Startups coming to market with a new product are faced with significant challenges. Is their product too much like an existing product or is it so novel that potential customers don’t understand its value or are sceptical? Startups have to tread a very narrow path to success which is strewn with boulders that can discourage them or throw them off course.
As noted by Andrew Vasylyk in the Fast Company article link below, the probability of failure is very high but “if failure is the default outcome, you have nothing to fear. You’ll either become a success and pleasantly surprise everyone, or fail as expected.”
Vasylyk references the wealth of advice available to startups, advice which is often contradictory. The Goldilocks product seems to be one that is not too far ahead of the game but also not playing catch up. Timing can be a real boost to a product as in the case of zoom during the pandemic. A product can be successful if it is both highly innovative and a game changer like 3D printers. Equally a startup can achieve success if its product does the same job as existing products but does it better and cheaper, e.g. innovative currency exchange apps.

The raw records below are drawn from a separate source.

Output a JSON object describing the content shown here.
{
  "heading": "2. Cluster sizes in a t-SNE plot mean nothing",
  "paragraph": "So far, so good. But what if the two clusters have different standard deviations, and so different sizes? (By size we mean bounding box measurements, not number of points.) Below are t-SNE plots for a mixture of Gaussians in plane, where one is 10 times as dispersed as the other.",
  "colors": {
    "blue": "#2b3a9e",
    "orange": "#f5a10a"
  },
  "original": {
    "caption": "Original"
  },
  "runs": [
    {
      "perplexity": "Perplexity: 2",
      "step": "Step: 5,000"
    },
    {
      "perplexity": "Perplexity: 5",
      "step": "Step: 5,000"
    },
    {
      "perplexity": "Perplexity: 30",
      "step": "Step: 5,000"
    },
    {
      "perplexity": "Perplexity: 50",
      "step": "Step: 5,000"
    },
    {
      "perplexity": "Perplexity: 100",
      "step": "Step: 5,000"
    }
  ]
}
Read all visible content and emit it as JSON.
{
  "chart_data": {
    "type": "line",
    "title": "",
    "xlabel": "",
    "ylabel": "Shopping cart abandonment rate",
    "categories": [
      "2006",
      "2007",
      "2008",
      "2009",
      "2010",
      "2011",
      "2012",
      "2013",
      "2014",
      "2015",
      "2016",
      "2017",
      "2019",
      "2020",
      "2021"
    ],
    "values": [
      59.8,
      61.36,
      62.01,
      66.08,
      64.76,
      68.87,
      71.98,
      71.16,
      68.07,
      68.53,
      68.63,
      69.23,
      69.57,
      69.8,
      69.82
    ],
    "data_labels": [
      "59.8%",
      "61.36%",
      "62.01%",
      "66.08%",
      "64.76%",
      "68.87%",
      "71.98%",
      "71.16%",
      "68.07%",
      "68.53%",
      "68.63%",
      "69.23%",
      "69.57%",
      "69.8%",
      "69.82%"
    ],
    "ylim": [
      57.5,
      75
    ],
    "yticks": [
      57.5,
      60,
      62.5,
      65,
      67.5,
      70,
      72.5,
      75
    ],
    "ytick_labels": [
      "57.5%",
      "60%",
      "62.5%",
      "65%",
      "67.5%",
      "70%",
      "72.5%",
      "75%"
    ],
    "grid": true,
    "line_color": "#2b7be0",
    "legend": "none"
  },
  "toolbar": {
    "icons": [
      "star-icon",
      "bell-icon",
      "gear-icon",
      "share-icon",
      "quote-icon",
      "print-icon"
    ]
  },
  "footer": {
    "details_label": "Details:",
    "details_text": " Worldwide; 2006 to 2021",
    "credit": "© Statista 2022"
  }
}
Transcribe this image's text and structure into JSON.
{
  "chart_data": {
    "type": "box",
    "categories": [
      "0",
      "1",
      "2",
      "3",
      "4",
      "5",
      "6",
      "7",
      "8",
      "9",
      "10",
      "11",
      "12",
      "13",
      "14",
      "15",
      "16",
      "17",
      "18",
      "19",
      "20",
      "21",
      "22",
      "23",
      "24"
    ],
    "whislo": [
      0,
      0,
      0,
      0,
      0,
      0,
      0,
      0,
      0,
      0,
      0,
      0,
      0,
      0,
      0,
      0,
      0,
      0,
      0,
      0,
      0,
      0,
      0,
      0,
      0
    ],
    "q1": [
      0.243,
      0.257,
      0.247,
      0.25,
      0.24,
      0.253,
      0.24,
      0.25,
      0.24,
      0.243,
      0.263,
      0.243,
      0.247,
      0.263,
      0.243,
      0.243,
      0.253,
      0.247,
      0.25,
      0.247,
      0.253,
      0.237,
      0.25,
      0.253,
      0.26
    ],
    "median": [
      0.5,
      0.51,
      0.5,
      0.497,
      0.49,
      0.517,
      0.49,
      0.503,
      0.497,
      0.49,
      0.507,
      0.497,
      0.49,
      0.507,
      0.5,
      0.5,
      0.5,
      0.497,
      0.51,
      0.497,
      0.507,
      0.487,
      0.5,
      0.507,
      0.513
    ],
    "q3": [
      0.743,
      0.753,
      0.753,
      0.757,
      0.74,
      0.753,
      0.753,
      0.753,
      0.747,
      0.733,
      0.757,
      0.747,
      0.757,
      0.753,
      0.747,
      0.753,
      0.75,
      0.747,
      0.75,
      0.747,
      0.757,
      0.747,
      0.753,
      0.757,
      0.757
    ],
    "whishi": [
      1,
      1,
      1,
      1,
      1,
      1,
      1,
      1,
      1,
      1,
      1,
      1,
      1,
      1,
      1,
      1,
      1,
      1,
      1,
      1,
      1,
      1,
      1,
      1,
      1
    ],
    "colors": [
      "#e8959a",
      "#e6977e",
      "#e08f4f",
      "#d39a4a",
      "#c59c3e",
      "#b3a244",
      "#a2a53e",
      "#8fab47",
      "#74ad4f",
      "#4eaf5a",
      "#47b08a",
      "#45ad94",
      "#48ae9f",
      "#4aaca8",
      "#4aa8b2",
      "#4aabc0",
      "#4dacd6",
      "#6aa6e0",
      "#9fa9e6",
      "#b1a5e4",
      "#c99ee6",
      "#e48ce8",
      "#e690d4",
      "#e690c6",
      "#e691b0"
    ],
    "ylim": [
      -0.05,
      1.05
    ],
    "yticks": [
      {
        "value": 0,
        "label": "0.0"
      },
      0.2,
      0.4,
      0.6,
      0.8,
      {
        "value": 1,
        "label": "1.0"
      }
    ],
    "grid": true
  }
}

Vasylyk points out that while many startups fail, some become stronger after a failure and often have a better chance of success with subsequent products. In my over 20 years experience of working in startups we changed tack and product features many times but always with a consistent goal, in the case of our current product ‘Helping CEOs cut through the noise and get real-time business performance insights‘. It wasn’t until we put sensemaking front and centre of the current product that we were satisfied that the goal could be achieved.
In the aftermath of the pandemic, long established businesses in the hospitality and bricks and mortar retail sectors that manage to survive will have to start behaving like start ups. Surveying customers for their desires might be a good place to start but as Vasylyk points out “Customers are people and people can say weird things… What matters much more is what customers do, especially with their wallets“. The take away is that startups should readily take in as much advice as they can but quietly discard the advice that doesn’t make sense for their particular context.